During World War I, the Allies made two vague and conflicting sets of promises that greatly impacted Arab and Jewish nationalists. First, in an effort to gain Arab support for the British war effort, Britain promised Arabs their own kingdoms in former Ottoman lands.
Then, in 1917, the British attempted to win Jewish support by issuing the Balfour Declaration. The declaration affirmed Britain's support for the idea of establishing “a national home for Jewish people” in the Palestine Mandate.
Many Jews took this to mean that Britain was announcing its intention to establish a Jewish homeland, but the Balfour Declaration stopped short of making this promise.
The declaration noted that “nothing shall be done which may prejudice the civil and religious rights of existing non-Jewish communities in Palestine, or the rights and political status enjoyed by Jews in any other country.” The conflicting promises made to Arab and Jewish settlers set the stage for conflict between Arab and Jewish nationalists.

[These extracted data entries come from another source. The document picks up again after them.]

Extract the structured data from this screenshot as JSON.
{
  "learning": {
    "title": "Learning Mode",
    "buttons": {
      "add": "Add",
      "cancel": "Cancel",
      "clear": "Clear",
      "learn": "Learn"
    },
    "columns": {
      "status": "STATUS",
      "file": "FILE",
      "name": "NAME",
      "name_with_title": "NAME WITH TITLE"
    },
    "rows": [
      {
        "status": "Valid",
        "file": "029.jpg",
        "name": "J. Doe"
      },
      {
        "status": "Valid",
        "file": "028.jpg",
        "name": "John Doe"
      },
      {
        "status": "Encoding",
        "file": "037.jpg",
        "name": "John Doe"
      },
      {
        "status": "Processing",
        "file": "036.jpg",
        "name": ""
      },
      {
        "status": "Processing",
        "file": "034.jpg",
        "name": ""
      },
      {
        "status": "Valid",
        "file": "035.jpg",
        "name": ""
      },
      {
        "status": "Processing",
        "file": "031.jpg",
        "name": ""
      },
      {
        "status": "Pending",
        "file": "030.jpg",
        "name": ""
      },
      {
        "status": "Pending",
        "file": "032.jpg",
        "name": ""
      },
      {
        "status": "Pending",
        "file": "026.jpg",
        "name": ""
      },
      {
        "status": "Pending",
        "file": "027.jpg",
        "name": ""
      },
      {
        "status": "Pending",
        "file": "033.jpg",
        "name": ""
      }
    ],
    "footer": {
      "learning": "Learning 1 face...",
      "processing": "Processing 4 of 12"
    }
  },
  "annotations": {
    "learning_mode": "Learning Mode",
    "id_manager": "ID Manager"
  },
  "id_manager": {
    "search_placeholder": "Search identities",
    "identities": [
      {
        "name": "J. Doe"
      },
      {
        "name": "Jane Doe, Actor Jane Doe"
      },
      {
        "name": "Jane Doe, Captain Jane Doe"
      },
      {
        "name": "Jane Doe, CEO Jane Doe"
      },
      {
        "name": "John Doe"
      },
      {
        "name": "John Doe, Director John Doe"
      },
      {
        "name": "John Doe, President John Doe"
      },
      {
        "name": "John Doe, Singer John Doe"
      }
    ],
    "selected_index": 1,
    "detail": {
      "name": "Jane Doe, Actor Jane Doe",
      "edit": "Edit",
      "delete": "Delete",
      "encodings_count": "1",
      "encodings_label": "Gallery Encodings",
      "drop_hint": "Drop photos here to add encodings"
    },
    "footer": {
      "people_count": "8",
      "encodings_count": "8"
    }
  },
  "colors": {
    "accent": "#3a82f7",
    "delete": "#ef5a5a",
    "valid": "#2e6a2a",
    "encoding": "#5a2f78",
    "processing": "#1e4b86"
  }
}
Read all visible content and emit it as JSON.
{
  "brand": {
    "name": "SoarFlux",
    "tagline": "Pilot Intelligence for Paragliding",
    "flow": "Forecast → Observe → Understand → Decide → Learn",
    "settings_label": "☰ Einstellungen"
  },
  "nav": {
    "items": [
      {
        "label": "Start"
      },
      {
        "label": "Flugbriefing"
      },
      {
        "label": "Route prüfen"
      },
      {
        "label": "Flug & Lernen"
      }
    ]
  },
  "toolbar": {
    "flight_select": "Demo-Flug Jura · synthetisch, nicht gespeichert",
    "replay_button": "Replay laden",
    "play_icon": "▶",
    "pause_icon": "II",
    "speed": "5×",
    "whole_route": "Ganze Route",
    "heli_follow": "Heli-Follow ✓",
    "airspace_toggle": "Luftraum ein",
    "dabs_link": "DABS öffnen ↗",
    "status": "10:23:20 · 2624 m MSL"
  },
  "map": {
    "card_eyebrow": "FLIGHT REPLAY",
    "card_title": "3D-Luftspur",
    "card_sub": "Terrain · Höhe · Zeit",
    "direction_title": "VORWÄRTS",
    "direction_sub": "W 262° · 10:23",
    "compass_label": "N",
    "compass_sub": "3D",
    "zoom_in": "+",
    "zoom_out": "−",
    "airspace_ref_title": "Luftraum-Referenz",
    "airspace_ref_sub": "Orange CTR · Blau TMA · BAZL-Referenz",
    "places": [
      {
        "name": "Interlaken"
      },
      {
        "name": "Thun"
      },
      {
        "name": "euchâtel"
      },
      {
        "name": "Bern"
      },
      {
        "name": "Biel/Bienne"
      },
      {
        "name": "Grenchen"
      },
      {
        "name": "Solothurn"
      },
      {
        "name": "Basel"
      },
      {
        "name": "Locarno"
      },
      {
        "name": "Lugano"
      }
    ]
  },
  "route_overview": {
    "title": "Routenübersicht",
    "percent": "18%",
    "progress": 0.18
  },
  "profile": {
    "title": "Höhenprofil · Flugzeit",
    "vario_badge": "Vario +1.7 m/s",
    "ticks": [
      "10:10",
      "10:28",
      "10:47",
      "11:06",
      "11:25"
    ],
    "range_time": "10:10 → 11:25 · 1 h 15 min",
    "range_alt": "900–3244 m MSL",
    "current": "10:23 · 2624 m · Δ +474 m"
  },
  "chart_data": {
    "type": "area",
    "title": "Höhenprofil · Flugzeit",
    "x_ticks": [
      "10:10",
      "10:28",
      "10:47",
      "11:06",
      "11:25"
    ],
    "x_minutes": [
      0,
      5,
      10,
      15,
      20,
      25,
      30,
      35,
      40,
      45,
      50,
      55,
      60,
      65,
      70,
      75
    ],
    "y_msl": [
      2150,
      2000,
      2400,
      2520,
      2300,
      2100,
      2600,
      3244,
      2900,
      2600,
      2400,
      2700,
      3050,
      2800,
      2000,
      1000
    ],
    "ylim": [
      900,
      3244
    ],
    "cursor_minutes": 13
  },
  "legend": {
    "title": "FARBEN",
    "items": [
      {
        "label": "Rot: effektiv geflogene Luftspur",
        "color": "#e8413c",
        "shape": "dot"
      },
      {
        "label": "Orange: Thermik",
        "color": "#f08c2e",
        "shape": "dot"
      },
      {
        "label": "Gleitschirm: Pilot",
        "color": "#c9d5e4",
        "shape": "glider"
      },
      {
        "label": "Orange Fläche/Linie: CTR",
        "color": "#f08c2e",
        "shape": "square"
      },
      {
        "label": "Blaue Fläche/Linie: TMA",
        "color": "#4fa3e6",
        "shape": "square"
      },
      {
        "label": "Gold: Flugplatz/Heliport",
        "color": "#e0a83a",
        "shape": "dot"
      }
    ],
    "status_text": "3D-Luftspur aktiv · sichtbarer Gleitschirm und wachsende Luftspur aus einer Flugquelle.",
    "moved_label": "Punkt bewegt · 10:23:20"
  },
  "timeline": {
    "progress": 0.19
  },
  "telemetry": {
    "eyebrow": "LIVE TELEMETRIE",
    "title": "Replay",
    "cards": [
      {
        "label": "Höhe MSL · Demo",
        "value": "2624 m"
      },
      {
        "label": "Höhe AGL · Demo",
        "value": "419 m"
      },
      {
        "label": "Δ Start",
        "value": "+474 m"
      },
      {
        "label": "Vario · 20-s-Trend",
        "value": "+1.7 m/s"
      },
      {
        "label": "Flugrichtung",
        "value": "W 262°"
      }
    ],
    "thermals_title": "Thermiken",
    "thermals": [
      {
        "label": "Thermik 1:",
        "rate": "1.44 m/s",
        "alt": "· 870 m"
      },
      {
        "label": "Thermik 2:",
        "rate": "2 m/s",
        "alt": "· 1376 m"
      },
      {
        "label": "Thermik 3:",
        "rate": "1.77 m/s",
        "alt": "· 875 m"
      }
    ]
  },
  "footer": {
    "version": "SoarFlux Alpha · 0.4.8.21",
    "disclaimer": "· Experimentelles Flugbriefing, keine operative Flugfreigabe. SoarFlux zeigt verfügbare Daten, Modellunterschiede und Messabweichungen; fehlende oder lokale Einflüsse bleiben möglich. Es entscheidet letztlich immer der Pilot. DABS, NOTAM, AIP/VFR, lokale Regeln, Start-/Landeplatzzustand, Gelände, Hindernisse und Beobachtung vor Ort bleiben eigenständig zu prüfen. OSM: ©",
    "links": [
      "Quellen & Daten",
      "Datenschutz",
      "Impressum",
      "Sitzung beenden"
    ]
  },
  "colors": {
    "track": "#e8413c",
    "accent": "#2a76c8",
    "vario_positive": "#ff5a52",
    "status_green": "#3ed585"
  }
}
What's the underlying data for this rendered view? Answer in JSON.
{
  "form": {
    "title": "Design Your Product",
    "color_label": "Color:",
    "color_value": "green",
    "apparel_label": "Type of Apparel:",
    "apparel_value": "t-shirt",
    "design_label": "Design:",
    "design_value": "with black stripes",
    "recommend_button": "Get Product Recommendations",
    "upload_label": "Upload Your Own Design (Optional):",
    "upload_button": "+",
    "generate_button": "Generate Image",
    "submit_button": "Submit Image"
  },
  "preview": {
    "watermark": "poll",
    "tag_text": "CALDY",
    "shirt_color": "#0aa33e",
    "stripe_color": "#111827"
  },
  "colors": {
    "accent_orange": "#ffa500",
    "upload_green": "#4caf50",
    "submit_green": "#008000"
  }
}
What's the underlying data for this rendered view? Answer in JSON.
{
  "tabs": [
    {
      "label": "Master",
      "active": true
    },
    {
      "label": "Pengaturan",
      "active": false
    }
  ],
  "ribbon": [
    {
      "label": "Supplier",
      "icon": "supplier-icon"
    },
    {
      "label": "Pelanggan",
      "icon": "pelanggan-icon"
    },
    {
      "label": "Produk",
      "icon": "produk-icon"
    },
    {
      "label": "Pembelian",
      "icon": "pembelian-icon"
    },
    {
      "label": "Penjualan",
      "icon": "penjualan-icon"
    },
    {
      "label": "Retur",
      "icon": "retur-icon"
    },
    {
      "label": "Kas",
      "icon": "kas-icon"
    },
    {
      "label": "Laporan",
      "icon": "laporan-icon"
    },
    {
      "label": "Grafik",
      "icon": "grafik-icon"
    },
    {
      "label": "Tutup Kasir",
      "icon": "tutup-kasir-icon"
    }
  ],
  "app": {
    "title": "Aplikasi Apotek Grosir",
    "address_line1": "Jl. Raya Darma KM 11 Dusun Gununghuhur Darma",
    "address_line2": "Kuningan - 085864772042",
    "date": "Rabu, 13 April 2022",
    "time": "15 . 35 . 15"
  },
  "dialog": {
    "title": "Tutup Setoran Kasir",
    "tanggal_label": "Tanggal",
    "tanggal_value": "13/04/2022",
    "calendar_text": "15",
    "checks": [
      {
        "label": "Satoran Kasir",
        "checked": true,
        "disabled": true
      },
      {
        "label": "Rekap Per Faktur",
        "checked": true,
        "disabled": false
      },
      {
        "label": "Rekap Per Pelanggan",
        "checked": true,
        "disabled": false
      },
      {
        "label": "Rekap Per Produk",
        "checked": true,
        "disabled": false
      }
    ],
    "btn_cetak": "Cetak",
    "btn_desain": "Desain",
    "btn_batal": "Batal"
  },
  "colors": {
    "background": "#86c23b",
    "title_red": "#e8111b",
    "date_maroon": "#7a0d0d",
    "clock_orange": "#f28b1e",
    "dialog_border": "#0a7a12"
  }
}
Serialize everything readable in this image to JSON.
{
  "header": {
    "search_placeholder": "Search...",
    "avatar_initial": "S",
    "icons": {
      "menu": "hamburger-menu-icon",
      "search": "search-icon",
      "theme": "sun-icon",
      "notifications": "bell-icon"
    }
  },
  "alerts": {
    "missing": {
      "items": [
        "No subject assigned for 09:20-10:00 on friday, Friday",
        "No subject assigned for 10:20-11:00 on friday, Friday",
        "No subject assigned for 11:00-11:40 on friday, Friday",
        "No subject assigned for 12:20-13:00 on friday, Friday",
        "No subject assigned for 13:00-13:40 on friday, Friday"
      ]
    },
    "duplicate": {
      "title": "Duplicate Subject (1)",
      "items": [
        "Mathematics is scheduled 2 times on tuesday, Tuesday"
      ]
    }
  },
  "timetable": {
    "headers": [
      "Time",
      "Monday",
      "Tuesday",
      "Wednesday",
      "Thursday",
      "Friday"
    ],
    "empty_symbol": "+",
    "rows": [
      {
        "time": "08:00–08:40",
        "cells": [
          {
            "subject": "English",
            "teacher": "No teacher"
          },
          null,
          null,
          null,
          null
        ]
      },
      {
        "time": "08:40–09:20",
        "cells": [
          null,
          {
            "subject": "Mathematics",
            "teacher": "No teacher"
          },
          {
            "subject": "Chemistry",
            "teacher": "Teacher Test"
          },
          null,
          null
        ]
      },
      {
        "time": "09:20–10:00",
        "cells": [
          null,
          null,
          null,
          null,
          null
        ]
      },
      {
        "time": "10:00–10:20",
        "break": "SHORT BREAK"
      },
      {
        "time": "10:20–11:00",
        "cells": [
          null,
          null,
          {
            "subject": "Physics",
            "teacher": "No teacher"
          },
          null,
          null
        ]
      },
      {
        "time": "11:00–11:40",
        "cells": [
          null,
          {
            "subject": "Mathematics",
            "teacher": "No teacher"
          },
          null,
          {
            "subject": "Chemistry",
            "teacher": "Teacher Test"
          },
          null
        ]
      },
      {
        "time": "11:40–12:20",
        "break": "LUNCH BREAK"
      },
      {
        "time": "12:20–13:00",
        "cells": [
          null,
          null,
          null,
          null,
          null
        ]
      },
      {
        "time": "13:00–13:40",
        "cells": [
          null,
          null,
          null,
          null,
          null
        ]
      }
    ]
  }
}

From 1919 to 1940, tens of thousands of Arabs and Jews immigrated to the Palestine Mandate. Both the Zionist movement and the effects of anti-Semitism in Europe encouraged Jewish immigration. Despite great hardships, Jewish immigrants set up factories, built new towns, and established farming communities. At the same time, the Arab population almost doubled. Some were immigrants from nearby lands. As a result, the population of the Palestine Mandate included a changing mix of settlers. The Jewish population, which was less than 60,000 in 1919, grew to about 400,000 in 1936, while the Muslim population increased from about 568,000 in 1919 to about 1 million in 1940.
In the early 1920s, the first oil wells were drilled in Persia (now Iran). This photograph shows an oil strike at the oil fields in Masjed Soleyman.
At first, some Arabs welcomed the money and modern technical skills that the newcomers brought with them. But as more Jews moved to Palestine Mandate, tensions between the two groups developed.
Jewish organizations tried to purchase as much land as they could, while many Arabs sought to slow down or stop Jewish immigration. Arabs attacked Jewish communities, hoping to discourage Jewish immigration. To protect themselves, the Jewish settlers established their own military defense force. Competing claims to the land continue to lie at the heart of the Arab-Israeli conflict
Why did the Palestine Mandate become a center of conflict after World War I?